Auckland was benchmarked in 2024 (The State of the City Benchmarking Tāmaki Makaurau Auckland’s international performance), against Vancouver, Portland, Austin, Dublin, Copenhagen, Helsinki, Tel Aviv, Brisbane and Fukuoka as comparable cities.
Oxford ranked eight of the comparables higher. Vancouver (37th), Portland (50th), Austin (47th), Dublin (13th), Copenhagen (18th), Helsinki (38th), Tel Aviv (36th), Brisbane (23rd) with Fukuoka the exception, coming in at 205th.
Auckland has lost ground. A common denominator is Auckland’s low rankings for the economy and quality of living. But so has the nation when you look at GDP per capita ranking, which is in the lower quartile of the OECD.
It all starts and ends with productivity
Forget about grand visions. Think small to stand tall. Focus on productivity. We all know the stats. Productivity used to average 1.4% a year in New Zealand. The decade average is now 0.3%. Lacking productivity translates into an income problem, which magnifies cost-of-living pressures.
The enablers are not sexy or grand. They are competition, innovation, AI, digitisation, quality infrastructure spend, red tape, and education. Signs are promising in some areas (education), sub-par in others (AI embracement), flip-floppy in others (necessary housing intensification) and downright disappointing when it comes to competition policy.
There are supposedly some exceptions to New Zealand’s productivity trend. Annual average labour productivity growth in Auckland city centre over the last 20 years (1.6%) has been double that of the rest of New Zealand (0.8%), according to the July 2025 edition of the Auckland Economic Monitor.
The city centre has apparently kept this up since 2019, with the city centre’s productivity premium over the rest of New Zealand rising from 21% in 2004 to 40% in 2024. Agglomeration economics can work.

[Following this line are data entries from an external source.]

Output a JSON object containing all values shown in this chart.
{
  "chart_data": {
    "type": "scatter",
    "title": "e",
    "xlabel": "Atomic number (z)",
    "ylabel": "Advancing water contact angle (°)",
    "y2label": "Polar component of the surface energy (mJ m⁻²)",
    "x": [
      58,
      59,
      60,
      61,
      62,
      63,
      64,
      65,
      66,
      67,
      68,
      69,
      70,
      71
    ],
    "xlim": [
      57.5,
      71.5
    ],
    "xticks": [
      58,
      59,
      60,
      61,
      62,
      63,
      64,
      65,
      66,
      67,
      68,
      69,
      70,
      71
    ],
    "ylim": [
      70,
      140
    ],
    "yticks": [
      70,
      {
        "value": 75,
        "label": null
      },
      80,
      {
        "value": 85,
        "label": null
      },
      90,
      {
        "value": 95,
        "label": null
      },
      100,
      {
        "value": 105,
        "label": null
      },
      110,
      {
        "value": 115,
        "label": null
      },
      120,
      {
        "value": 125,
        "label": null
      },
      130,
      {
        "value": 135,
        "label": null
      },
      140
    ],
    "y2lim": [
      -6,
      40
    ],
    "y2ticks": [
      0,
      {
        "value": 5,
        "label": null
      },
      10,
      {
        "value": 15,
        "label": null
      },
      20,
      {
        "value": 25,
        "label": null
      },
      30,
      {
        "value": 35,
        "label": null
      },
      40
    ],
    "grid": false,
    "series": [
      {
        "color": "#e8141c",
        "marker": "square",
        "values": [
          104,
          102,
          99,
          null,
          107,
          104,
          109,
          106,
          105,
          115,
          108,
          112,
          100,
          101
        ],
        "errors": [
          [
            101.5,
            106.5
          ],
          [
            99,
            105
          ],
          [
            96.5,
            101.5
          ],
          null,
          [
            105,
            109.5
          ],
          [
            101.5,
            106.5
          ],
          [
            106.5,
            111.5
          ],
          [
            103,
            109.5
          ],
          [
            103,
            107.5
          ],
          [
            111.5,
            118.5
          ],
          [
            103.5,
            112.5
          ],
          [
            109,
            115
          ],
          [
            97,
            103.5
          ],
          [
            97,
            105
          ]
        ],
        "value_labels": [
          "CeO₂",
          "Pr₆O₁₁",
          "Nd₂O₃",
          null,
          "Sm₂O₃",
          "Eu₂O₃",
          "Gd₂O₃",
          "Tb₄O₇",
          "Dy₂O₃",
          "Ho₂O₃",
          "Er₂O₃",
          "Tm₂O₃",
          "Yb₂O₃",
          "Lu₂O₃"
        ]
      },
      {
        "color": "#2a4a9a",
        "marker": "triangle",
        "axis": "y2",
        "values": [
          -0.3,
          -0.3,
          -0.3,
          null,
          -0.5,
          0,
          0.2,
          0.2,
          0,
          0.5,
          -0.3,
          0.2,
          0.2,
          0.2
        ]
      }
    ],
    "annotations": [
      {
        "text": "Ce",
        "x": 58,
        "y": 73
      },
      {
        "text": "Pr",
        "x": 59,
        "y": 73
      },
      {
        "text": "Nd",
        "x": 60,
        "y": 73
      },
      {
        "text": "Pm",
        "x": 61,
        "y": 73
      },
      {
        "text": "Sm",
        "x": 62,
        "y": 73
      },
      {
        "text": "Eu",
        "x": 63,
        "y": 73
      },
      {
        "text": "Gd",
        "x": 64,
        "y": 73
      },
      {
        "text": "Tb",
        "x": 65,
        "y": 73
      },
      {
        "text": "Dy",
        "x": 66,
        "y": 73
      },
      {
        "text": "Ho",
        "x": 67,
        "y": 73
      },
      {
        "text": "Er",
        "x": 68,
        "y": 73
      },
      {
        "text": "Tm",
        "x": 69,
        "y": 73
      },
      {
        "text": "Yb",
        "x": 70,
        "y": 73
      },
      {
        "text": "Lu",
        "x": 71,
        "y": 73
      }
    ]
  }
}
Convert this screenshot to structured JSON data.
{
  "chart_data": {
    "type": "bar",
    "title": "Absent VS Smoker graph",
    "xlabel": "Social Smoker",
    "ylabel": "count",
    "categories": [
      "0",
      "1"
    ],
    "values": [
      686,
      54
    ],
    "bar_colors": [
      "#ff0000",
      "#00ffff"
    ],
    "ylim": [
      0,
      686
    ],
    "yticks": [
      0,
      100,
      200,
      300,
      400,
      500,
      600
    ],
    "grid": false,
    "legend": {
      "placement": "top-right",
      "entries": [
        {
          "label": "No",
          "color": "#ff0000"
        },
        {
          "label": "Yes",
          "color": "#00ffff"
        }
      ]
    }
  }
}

If you want agglomeration economics to work, look no further than having a major proportion of your population around the CBD or easily accessible to it. And that requires transport infrastructure. Much hope is being placed on the City Rail Loop but Auckland suffers from not having a broader rapid transport system.
The bottom line
Beware the promise or the allure of magic potions. They tend to be snake oil. No grand vision for Auckland will ever work if we do not have a productivity and income story to back it up. Get the foundation right before you build the house.
My big hope this year is that New Zealand moves towards the political centre, going against the trends we are seeing globally. With that, the prospect of real long-term decision-making becomes more feasible.